Perhaps not suprisingly lm(time~temp+width) and lm(time~width+temp) return striclty the same numerical output:
anova(lm(time ~ temp + width, data = coking.unb))
## Analysis of Variance Table
##
## Response: time
## Df Sum Sq Mean Sq F value Pr(>F)
## temp 1 24.3 24.3 35.1 5.0e-05 ***
## width 2 109.3 54.7 79.0 5.3e-08 ***
## Residuals 13 9.0 0.7
## ---
## Signif. codes: 0 '***' 0.001 '**' 0.01 '*' 0.05 '.' 0.1 ' ' 1
anova(lm(time ~ width + temp, data = coking.unb))

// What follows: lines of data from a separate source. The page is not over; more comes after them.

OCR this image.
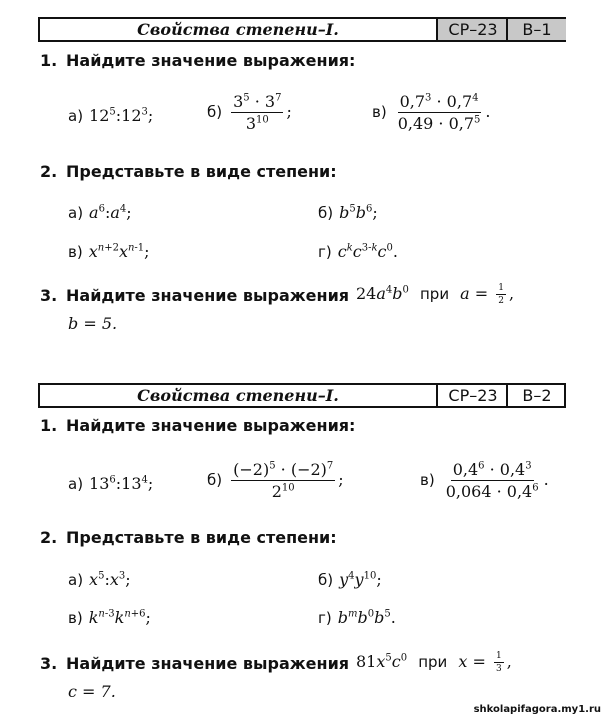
Свойства степени–I.	СР–23	В–1
1. Найдите значение выражения:
а) $12^5:12^3$;	$б) \frac{3^5 \cdot 3^7}{3^{10}}$ ;	$в) \frac{0,7^3 \cdot 0,7^4}{0,49 \cdot 0,7^5}$ .
2. Представьте в виде степени:
а) $a^6:a^4$;	б) $b^5b^6$;
в) $x^{n+2}x^{n-1}$;	г) $c^kc^{3-k}c^0$.
3. Найдите значение выражения $24a^4b^0$ при $a = \frac{1}{2}$ ,
b = 5.
Свойства степени–I.	СР–23	В–2
1. Найдите значение выражения:
а) $13^6:13^4$;	$б) \frac{(-2)^5 \cdot (-2)^7}{2^{10}}$ ;	$в) \frac{0,4^6 \cdot 0,4^3}{0,064 \cdot 0,4^6}$ .
2. Представьте в виде степени:
а) $x^5:x^3$;	б) $y^4y^{10}$;
в) $k^{n-3}k^{n+6}$;	г) $b^mb^0b^5$.
3. Найдите значение выражения $81x^5c^0$ при $x = \frac{1}{3}$ ,
c = 7.
shkolapifagora.my1.ru
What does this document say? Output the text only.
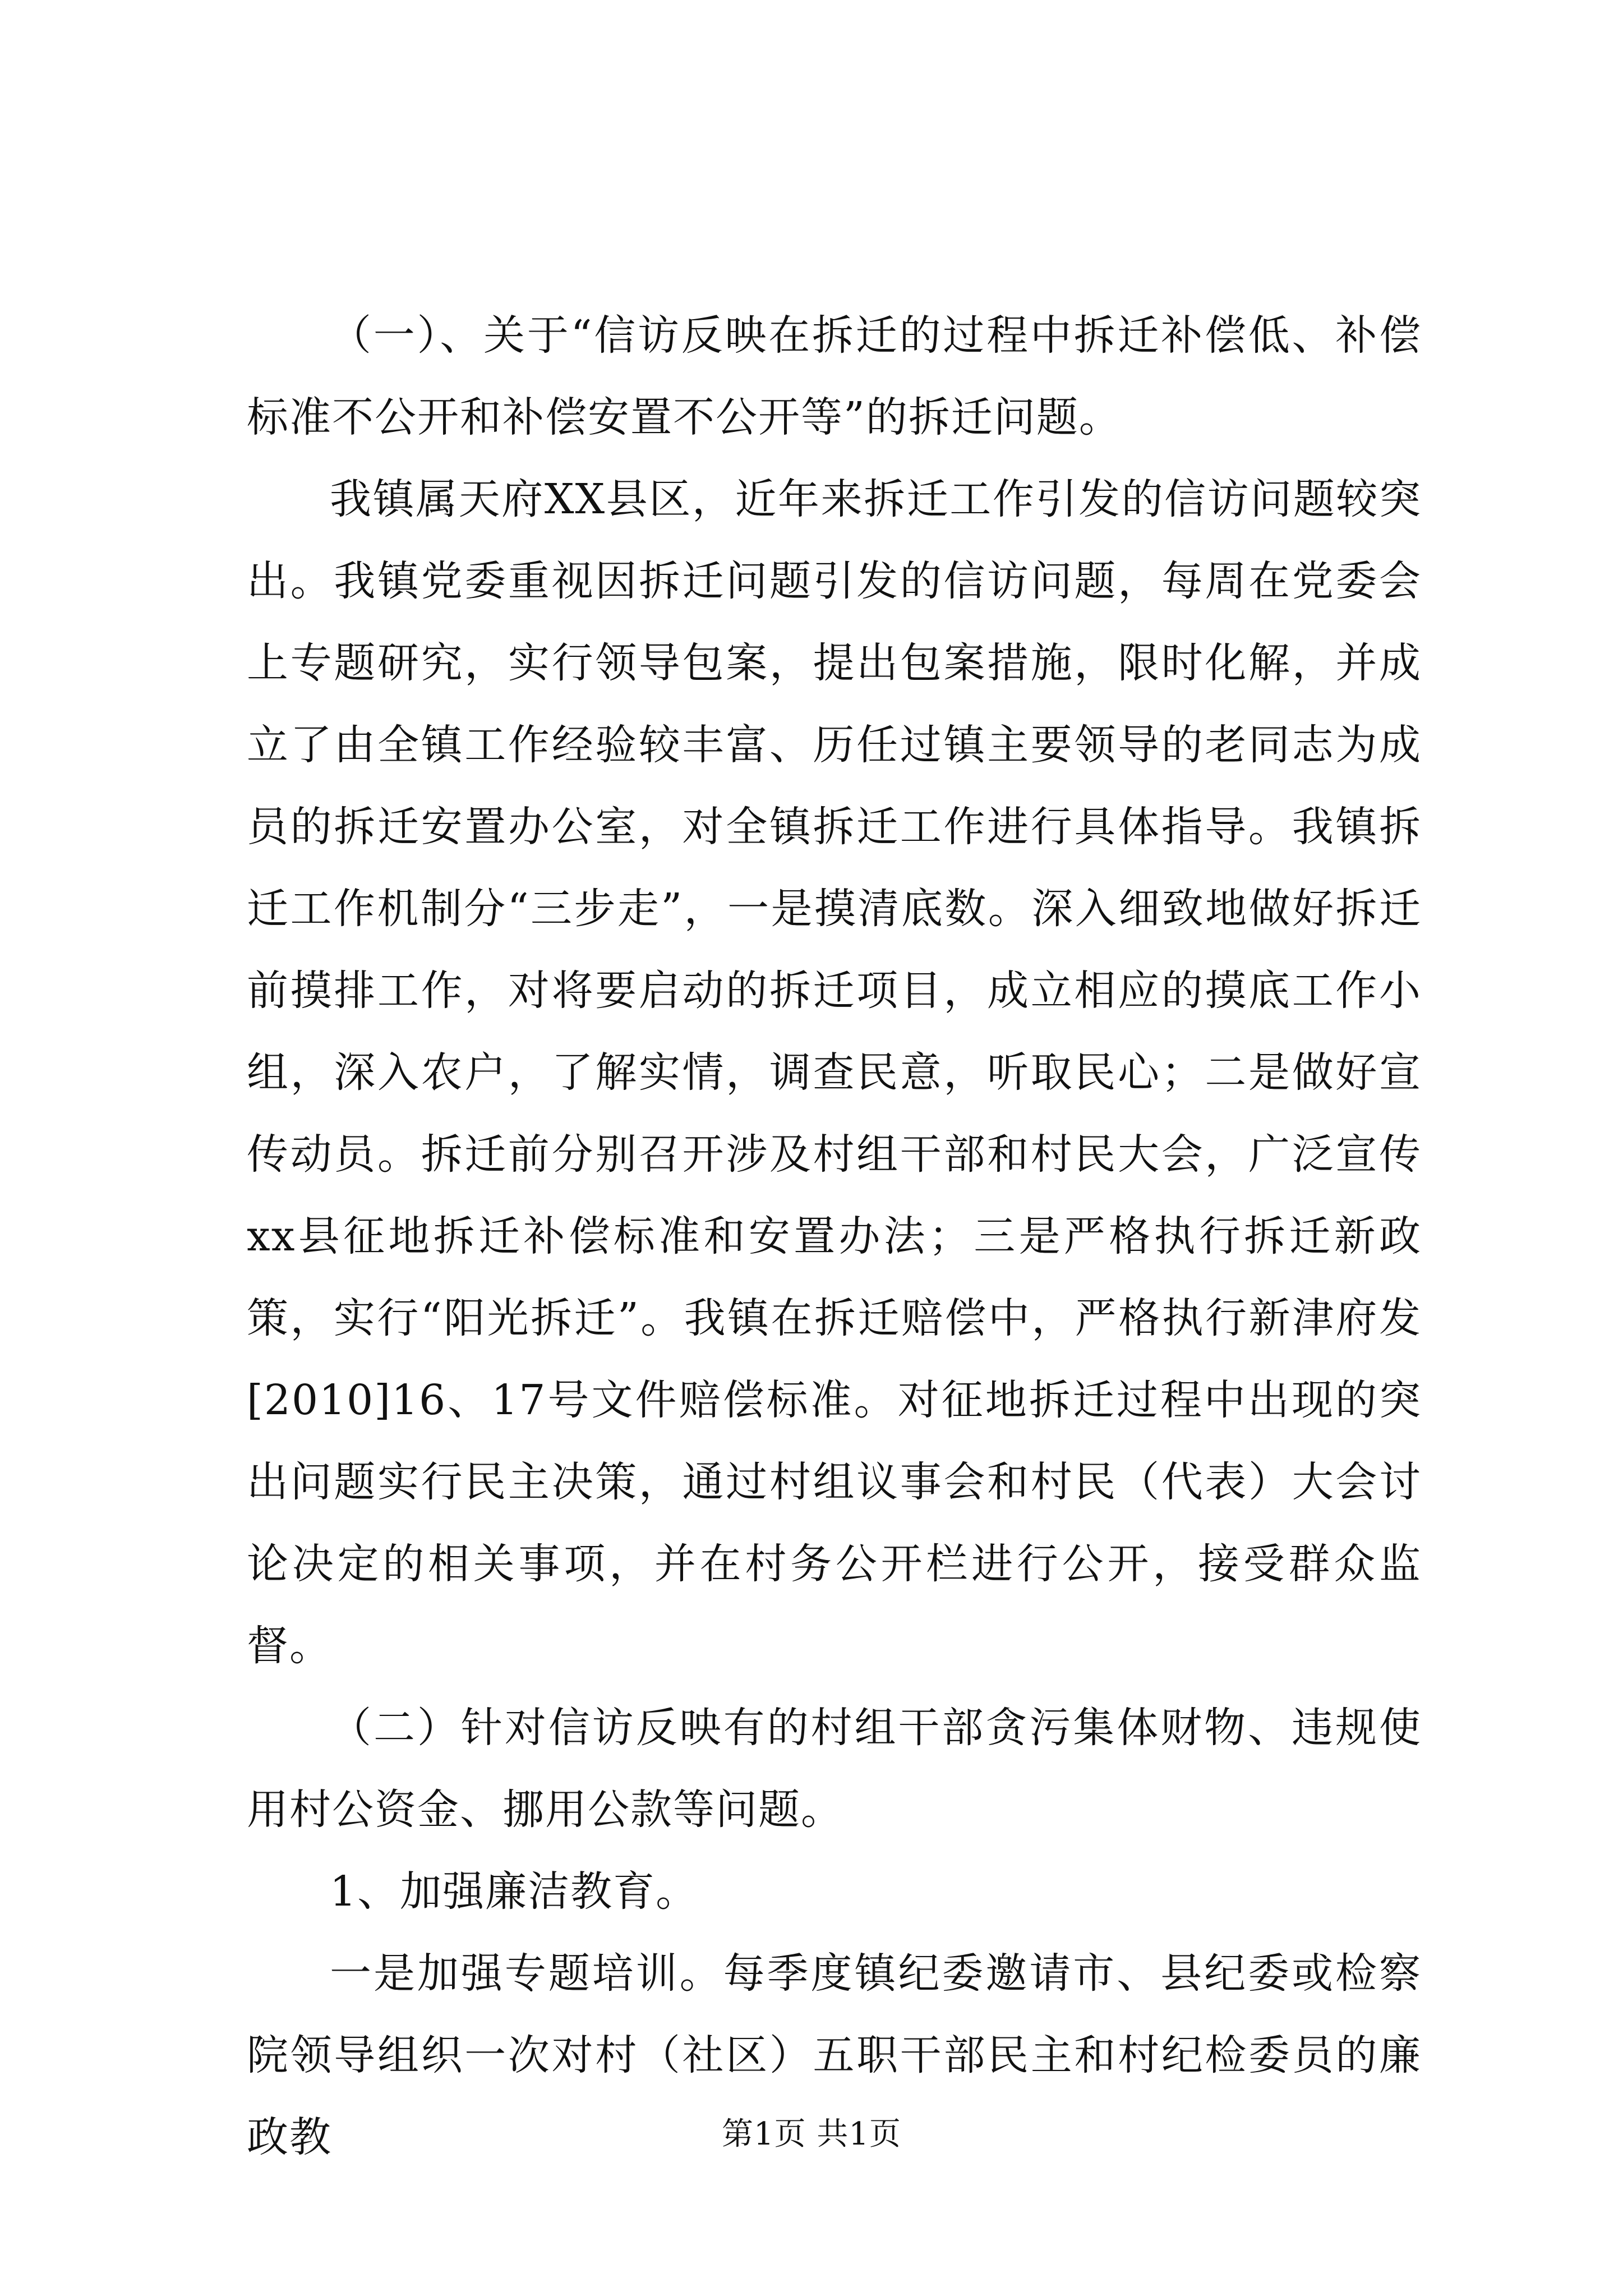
（一）、关于“信访反映在拆迁的过程中拆迁补偿低、补偿标准不公开和补偿安置不公开等”的拆迁问题。

我镇属天府XX县区，近年来拆迁工作引发的信访问题较突出。我镇党委重视因拆迁问题引发的信访问题，每周在党委会上专题研究，实行领导包案，提出包案措施，限时化解，并成立了由全镇工作经验较丰富、历任过镇主要领导的老同志为成员的拆迁安置办公室，对全镇拆迁工作进行具体指导。我镇拆迁工作机制分“三步走”，一是摸清底数。深入细致地做好拆迁前摸排工作，对将要启动的拆迁项目，成立相应的摸底工作小组，深入农户，了解实情，调查民意，听取民心；二是做好宣传动员。拆迁前分别召开涉及村组干部和村民大会，广泛宣传xx县征地拆迁补偿标准和安置办法；三是严格执行拆迁新政策，实行“阳光拆迁”。我镇在拆迁赔偿中，严格执行新津府发[2010]16、17号文件赔偿标准。对征地拆迁过程中出现的突出问题实行民主决策，通过村组议事会和村民（代表）大会讨论决定的相关事项，并在村务公开栏进行公开，接受群众监督。

（二）针对信访反映有的村组干部贪污集体财物、违规使用村公资金、挪用公款等问题。

1、加强廉洁教育。

一是加强专题培训。每季度镇纪委邀请市、县纪委或检察院领导组织一次对村（社区）五职干部民主和村纪检委员的廉政教	第1页 共1页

## Analysis of Variance Table
##
## Response: time
## Df Sum Sq Mean Sq F value Pr(>F)
## width 2 117.1 58.6 84.7 3.5e-08 ***
## temp 1 16.4 16.4 23.8 3e-04 ***
## Residuals 13 9.0 0.7
## ---
## Signif. codes: 0 '***' 0.001 '**' 0.01 '*' 0.05 '.' 0.1 ' ' 1
The lack of orthogonlality complicates the interpretation of analyses of variance.